「良く練られたストーリーと静と動の映像コントラストが見事で意外性も有り、大変に面白かった」高地戦 Kazu Annさんの映画レビュー(感想・評価)
良く練られたストーリーと静と動の映像コントラストが見事で意外性も有り、大変に面白かった
チャン・フン監督による2011年製作の韓国映画。
原題:The Front Line、配給:ツイン。
良く練られたストーリーの映画で、とても楽しむことが出来た。
舞台は朝鮮戦争真っ盛りの両軍境界線上の高台。そこに主人公シン・ハギュンが内通調査の使命を受けて乗り込む。大尉の謎の戦死含めミステリー要素と、そこで出会う旧友コ・スの変わり様と種々の疑惑。更に、主人公が出会う謎の女性。歌うたいで皆に愛されたイ・デビッドの北朝鮮狙撃による観客の予想通りの突然の死。相当に良く出来た脚本と感心させられた。
そして何より、高台の覇者が何度も度々入れ替わる南北軍の間で、一種の交易が生じていたというのが、何とも面白い。即ち、南の家族のいる北朝鮮軍兵士の手紙の送付と引き換えに貴重な高級酒の差し入れ、食材と引き換えに名曲の歌詞を教えてもらう等。これが上層部には内通者がいると見なされた訳だが、ユニークであると共に、同一民族間の戦争ということで、説得力を有するのが素晴らしい。
更に、コ・スが酷い作戦を強行する上官を射殺する展開(大尉の死も彼によるらしい)、恐怖の北朝鮮狙撃手があの女性だった意外性、その狙撃手による射殺されるコ・スの最期。実に面白い。
そして最期、休戦協定が成立し生き残れたと思ったのも束の間、停戦まで12時間あり、さらなる戦いを命令される両軍兵士。幸い霧に覆われ戦闘不能不能に思え、北朝鮮軍は教えてもらった歌詞を歌い上げる。そのまま休戦かと思えたが霧は綺麗に無くなり、最後の死闘が始まる。そこで、多くの兵士が命を落とす。あの女性狙撃手も主人公により刺し殺された。何という無駄な死なのか。それら静と動のコントラストの見事さに圧倒された。
韓国映画のレベル実に高い!羨ましいかぎり。
製作イ・ウジュン キム・ヒョンチョル、脚本パク・サンヨン、撮影キム・ウヒョン、美術リュ・ソンヒ、音楽チャン・ヨンギュ タル・パラン。

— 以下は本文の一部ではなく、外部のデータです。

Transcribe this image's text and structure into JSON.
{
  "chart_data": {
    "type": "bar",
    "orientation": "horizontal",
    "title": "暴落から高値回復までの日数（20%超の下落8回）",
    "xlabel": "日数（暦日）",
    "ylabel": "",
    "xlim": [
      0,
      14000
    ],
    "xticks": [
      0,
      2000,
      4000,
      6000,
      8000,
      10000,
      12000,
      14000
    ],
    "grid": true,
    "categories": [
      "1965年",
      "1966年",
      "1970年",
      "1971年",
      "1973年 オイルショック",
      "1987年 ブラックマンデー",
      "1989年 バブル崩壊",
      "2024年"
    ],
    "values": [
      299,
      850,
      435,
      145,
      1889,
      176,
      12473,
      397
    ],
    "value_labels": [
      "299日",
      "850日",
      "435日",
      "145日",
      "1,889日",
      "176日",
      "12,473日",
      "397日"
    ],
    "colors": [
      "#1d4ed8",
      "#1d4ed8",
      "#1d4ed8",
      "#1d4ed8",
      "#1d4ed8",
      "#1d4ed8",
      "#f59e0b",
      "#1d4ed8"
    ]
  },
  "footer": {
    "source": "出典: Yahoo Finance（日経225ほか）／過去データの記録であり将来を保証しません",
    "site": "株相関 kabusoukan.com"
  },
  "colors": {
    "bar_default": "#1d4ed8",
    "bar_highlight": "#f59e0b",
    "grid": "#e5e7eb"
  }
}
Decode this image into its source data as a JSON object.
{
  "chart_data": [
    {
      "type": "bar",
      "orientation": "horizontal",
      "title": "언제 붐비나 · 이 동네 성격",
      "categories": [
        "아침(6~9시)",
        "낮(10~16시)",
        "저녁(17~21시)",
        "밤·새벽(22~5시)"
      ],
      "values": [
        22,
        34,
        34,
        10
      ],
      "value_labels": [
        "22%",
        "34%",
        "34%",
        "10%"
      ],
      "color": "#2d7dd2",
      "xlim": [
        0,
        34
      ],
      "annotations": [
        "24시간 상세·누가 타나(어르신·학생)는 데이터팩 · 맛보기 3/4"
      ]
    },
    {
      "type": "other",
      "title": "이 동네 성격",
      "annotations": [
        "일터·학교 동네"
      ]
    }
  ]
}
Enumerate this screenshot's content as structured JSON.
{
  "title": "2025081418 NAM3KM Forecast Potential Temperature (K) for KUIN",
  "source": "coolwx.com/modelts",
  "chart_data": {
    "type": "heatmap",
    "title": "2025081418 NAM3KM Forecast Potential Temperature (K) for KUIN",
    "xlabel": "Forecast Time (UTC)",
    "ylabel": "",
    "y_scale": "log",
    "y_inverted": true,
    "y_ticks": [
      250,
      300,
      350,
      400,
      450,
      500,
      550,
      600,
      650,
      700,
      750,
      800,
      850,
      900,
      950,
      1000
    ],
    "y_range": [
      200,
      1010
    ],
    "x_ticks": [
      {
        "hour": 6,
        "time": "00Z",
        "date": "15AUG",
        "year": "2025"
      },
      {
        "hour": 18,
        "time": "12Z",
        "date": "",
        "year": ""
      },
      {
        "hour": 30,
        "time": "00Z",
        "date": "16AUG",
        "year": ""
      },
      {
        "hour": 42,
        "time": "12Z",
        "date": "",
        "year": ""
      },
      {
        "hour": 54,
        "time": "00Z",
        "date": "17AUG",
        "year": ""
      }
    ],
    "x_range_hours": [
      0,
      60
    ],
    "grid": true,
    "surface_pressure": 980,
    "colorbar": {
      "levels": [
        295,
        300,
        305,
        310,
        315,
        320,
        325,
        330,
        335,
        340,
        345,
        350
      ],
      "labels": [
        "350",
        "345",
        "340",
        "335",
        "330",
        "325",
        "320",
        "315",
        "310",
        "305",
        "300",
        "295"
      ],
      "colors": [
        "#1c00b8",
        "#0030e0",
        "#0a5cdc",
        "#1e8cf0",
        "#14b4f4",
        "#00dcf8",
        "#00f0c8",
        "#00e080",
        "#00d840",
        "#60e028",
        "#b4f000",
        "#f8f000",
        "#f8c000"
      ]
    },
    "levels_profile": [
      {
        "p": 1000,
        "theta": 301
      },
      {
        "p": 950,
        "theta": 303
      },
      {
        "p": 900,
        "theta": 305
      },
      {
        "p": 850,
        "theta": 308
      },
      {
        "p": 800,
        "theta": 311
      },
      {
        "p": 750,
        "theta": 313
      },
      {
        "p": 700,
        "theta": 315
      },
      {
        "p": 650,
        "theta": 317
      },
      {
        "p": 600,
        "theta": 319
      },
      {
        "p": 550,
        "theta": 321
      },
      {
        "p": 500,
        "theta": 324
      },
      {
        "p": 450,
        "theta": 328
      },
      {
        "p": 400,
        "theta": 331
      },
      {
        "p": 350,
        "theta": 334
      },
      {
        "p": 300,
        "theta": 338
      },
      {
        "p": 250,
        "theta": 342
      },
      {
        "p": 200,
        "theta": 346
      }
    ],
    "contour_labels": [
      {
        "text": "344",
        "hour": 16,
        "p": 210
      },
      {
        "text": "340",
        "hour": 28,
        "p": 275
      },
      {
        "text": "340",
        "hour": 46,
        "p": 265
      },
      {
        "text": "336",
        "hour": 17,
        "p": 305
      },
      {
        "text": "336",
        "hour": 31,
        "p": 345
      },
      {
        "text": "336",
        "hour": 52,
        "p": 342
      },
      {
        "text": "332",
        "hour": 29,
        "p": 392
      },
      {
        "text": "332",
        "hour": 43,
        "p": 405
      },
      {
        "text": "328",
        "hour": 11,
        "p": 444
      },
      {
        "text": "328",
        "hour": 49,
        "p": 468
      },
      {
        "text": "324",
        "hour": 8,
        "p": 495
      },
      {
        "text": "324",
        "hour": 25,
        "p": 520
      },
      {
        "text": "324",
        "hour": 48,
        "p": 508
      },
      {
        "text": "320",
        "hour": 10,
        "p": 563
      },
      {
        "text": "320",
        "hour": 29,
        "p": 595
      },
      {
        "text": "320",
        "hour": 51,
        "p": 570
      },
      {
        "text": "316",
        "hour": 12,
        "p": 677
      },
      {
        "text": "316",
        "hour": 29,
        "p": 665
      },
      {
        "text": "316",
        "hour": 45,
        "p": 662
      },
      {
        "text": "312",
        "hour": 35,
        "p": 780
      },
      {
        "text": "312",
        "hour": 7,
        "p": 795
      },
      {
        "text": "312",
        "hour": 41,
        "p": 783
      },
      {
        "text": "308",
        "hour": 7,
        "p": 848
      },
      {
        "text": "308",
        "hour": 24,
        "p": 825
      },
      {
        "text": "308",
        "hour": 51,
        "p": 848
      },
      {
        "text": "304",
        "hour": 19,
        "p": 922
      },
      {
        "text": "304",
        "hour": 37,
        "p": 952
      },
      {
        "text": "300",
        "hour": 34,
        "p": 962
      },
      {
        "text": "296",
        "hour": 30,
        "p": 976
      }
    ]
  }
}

シン・ハギュン(カン・ウンピョ中尉)、コ・ス(キム・スヒョク中尉)、
イ・ジェフン(シン・イリョン大尉)、イ・デビッド(ナム・シンシク二等兵)、
リュ・スン(スオ・ギヨン軍曹)、コ・チャンソク(ヤン・ヒョサム曹長)。
リュ・スンリョン(ヒョン・ジョンユン中隊長)、キム・オクビン(チャ・テギョン狙撃手)。